Monday, 12 January 2015

In praise of Snowdrops

Whilst I have been out and about recently, I've noticed the first stalwart Snowdrops peeping through the soil, braving the winter weather.  They bring such joy, and hope too, on the darkest of January days.  With them, golden showers of Catkins in the hedgerows - some just starting to grow, others in full tassel.

On our way back from Malvern recently, the large leaves of Butterbur were breaking through the soil and ahead of them are their flowers, which resemble - I have to say - a pink loo brush!  Medicinally it has been used down the centuries to treat lung complaints, fevers and spasms (it is an anti-inflammatory and anti-spasmodic), and there is some indication that it may be useful in the control of migraines and allergic rhinitis.  The name of the plant derives from the fact that farmer's wives used its leaves to wrap butter in to take to market.

Many thanks to The Orkney Book of Wild Flowers blogspot, where I have found (and copied) this image.

There are many different types of Snowdrops, and when I'm walking along the lanes, I try and check out whether they are recent plantings or the older type, which are nearly always doubles, in cottage hedgerows in this area.  There are so many variants with different green markings on the flowers.  I am happy for them merely to be a touch of spring in winter.

I will have to walk up the valley in the next couple of weeks and see how the Snowdrops in these photos are faring.  It's a little early for them yet - I think these photos were taken in February.

There is another new post over on Dust on the Nettles (sidebar).


  1. Nothing beats the first snowdrops does it?

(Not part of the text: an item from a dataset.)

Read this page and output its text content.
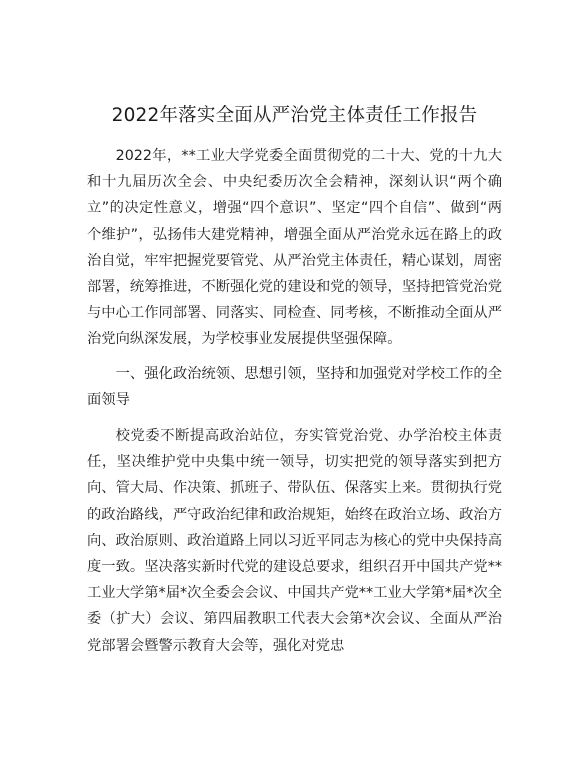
2022年落实全面从严治党主体责任工作报告

2022年，**工业大学党委全面贯彻党的二十大、党的十九大和十九届历次全会、中央纪委历次全会精神，深刻认识“两个确立”的决定性意义，增强“四个意识”、坚定“四个自信”、做到“两个维护”，弘扬伟大建党精神，增强全面从严治党永远在路上的政治自觉，牢牢把握党要管党、从严治党主体责任，精心谋划，周密部署，统筹推进，不断强化党的建设和党的领导，坚持把管党治党与中心工作同部署、同落实、同检查、同考核，不断推动全面从严治党向纵深发展，为学校事业发展提供坚强保障。

一、强化政治统领、思想引领，坚持和加强党对学校工作的全面领导

校党委不断提高政治站位，夯实管党治党、办学治校主体责任，坚决维护党中央集中统一领导，切实把党的领导落实到把方向、管大局、作决策、抓班子、带队伍、保落实上来。贯彻执行党的政治路线，严守政治纪律和政治规矩，始终在政治立场、政治方向、政治原则、政治道路上同以习近平同志为核心的党中央保持高度一致。坚决落实新时代党的建设总要求，组织召开中国共产党**工业大学第*届*次全委会会议、中国共产党**工业大学第*届*次全委（扩大）会议、第四届教职工代表大会第*次会议、全面从严治党部署会暨警示教育大会等，强化对党忠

I also look for the first of my purple striped crocus and then for the first marsh marigold on the beck side. Then I know Spring is not too far away.

  2. My habits are similar to yours Pat - those are my markers of spring too.

  3. Oh so lovely to see the snowdrops coming out.

  4. Lovely to hear of snowdrops appearing - not seen any flowers around here yet. Its interesting to read about Butterbur - have been fascinated by this plant since seeing it as a child in The Observers's Book of Wildflowers. I know of one location locally where it occurs but the last 2 years I have visited too late to see the flowers in all their glory - must try and time it better this year!

  5. Thanks Suzie and R. Robin - they are going to be a bit battered today I think, but they give a nod to the spring, and I have so many bulbs coming through too, so that is always cheering.